In these lectures we will be interested in solutions to Diophantine equations F (x1, . . . , xn) = 0, where F is an absolutely irreducible polynomial with integer coefficients, and the solutions are to satisfy (x1, . . . , xn) ∈ Z. Such an equation represents a hypersurface in A, and we may prefer to talk of integer points on this hypersurface, rather than solutions to the corresponding Diophantine equation. In many cases of interest the polynomial F is homogeneous, in which case the equation defines a hypersurface in Pn−1, and the non-zero integer solutions correspond to rational points on this hypersurface. In this situation the solutions of F (x1, . . . , xn) = 0 form families of scalar multiples, and each family produces a single rational point on the corresponding projective hypersurface. Occasionally we shall encounter systems of two or more equations, and these may correspond to varieties of codimension 2 or more, rather than hypersurfaces.

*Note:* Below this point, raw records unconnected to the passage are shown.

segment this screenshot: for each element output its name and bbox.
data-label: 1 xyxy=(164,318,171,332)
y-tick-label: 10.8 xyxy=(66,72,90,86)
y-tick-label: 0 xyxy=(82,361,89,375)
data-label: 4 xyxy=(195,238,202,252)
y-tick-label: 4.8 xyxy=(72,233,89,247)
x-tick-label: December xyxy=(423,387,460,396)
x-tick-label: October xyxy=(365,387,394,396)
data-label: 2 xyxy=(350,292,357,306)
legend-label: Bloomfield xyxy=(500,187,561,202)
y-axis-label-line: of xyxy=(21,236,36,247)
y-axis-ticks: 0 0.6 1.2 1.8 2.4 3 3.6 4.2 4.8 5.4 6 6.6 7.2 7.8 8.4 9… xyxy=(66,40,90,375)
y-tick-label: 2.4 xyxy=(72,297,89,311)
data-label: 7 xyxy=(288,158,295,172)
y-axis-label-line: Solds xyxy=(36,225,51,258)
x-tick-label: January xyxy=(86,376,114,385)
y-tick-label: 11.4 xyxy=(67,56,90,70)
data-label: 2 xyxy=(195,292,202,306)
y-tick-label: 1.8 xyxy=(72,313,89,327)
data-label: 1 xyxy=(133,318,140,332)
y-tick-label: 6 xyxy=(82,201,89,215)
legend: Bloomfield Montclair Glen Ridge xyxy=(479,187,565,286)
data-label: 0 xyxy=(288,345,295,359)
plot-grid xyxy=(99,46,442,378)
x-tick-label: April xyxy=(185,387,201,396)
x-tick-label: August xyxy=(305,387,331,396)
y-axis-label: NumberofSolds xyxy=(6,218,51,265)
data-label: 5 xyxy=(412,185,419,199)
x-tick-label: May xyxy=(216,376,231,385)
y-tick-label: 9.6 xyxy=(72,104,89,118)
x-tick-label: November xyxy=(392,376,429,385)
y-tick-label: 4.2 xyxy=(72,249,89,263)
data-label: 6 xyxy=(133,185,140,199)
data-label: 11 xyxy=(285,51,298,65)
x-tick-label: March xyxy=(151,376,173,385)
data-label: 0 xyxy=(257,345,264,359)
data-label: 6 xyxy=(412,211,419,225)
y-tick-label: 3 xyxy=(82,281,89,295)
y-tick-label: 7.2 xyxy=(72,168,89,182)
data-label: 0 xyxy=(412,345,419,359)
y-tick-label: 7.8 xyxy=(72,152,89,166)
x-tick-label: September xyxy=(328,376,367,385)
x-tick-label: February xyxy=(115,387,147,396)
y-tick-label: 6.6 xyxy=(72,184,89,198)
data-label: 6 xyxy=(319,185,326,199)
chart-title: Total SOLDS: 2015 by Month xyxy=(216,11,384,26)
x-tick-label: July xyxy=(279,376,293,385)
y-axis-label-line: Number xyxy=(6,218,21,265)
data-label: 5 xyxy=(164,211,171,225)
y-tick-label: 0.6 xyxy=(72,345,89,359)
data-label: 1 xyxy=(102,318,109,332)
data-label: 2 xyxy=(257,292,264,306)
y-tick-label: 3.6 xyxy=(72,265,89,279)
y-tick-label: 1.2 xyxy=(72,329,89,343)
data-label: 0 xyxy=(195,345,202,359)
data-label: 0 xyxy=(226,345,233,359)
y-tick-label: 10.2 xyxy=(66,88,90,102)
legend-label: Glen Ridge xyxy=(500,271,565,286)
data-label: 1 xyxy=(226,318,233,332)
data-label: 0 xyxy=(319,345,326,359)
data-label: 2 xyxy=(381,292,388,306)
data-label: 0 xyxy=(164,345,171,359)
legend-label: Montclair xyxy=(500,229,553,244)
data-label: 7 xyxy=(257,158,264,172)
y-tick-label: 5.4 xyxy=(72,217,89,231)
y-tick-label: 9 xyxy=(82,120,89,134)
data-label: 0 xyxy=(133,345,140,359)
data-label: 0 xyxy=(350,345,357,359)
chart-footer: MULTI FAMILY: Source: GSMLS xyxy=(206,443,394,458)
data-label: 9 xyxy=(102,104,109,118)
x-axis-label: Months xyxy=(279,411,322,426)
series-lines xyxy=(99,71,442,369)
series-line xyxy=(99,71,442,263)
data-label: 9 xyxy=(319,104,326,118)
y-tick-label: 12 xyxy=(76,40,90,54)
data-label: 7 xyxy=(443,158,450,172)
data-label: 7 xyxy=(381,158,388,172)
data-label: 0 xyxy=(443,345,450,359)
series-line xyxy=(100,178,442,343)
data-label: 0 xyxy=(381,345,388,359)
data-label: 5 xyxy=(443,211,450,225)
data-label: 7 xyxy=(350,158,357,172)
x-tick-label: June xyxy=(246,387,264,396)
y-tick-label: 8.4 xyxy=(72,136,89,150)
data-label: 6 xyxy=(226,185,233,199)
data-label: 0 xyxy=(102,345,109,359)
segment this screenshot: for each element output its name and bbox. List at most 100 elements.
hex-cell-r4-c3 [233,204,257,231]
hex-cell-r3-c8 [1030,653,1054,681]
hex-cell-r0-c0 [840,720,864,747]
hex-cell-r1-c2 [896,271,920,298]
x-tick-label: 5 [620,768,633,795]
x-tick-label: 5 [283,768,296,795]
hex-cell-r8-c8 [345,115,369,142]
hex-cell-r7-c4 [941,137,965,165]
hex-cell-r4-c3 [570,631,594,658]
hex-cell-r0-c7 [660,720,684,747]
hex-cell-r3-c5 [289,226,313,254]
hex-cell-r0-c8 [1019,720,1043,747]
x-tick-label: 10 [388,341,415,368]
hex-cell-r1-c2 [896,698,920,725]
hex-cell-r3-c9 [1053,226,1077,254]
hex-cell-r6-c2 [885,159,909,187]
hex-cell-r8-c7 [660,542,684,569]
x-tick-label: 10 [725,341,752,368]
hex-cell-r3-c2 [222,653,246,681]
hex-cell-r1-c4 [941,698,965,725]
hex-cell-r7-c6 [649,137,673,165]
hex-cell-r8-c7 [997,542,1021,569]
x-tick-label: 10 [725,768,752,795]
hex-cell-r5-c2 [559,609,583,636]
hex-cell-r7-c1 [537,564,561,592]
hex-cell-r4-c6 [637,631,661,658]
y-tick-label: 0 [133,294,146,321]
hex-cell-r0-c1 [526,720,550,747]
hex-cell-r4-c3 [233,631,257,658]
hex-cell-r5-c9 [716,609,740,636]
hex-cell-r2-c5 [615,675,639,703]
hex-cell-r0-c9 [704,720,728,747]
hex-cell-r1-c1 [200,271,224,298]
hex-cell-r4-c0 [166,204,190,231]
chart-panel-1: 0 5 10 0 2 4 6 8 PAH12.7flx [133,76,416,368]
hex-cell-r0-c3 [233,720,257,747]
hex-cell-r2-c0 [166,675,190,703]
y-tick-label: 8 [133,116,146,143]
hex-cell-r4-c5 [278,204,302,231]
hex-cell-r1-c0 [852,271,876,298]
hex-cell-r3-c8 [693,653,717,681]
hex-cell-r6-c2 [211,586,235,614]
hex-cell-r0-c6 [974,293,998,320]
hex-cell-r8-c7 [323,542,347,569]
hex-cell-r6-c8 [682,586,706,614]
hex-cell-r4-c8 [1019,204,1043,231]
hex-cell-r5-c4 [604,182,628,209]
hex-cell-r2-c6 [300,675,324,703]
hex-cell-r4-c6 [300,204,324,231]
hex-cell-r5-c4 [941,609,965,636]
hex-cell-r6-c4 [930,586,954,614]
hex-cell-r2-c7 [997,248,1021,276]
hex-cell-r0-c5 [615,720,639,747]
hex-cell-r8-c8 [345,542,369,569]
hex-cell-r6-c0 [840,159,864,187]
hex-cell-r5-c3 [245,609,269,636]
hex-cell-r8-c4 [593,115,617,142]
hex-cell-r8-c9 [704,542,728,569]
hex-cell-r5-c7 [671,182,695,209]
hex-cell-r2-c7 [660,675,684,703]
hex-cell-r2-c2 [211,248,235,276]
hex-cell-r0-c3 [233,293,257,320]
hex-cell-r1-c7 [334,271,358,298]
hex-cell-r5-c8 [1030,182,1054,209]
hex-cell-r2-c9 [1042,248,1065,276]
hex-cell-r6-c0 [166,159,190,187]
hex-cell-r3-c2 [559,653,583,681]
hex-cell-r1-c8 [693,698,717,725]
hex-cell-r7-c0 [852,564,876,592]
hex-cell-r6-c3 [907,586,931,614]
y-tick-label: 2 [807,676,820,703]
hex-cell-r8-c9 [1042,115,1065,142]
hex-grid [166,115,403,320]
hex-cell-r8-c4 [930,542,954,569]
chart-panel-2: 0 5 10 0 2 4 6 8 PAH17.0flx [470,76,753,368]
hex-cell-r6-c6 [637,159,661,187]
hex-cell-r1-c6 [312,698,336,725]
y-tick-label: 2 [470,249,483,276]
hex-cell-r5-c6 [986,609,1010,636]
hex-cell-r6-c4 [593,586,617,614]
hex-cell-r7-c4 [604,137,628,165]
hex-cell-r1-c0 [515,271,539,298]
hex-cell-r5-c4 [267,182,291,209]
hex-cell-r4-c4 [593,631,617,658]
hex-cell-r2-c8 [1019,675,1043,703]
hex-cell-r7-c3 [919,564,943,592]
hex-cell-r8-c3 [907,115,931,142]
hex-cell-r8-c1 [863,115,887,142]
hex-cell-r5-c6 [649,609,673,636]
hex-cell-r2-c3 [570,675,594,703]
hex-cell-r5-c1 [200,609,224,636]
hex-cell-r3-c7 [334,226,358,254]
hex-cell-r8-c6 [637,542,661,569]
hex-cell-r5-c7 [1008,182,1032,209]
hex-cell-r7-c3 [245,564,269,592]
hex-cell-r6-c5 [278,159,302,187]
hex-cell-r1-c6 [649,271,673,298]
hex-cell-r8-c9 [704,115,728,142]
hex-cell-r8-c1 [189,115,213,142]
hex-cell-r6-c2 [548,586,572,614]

Much work in the theory of Diophantine equations has been directed at showing that certain classes of equations have finitely many solutions. However we shall be interested in those cases where either we expect the number of solutions to be infinite, or we expect the number to be finite but cannot prove it. In these cases it is sensible to ask for bounds on the number of solutions which might lie in a large region max |xi| ≤ B, say.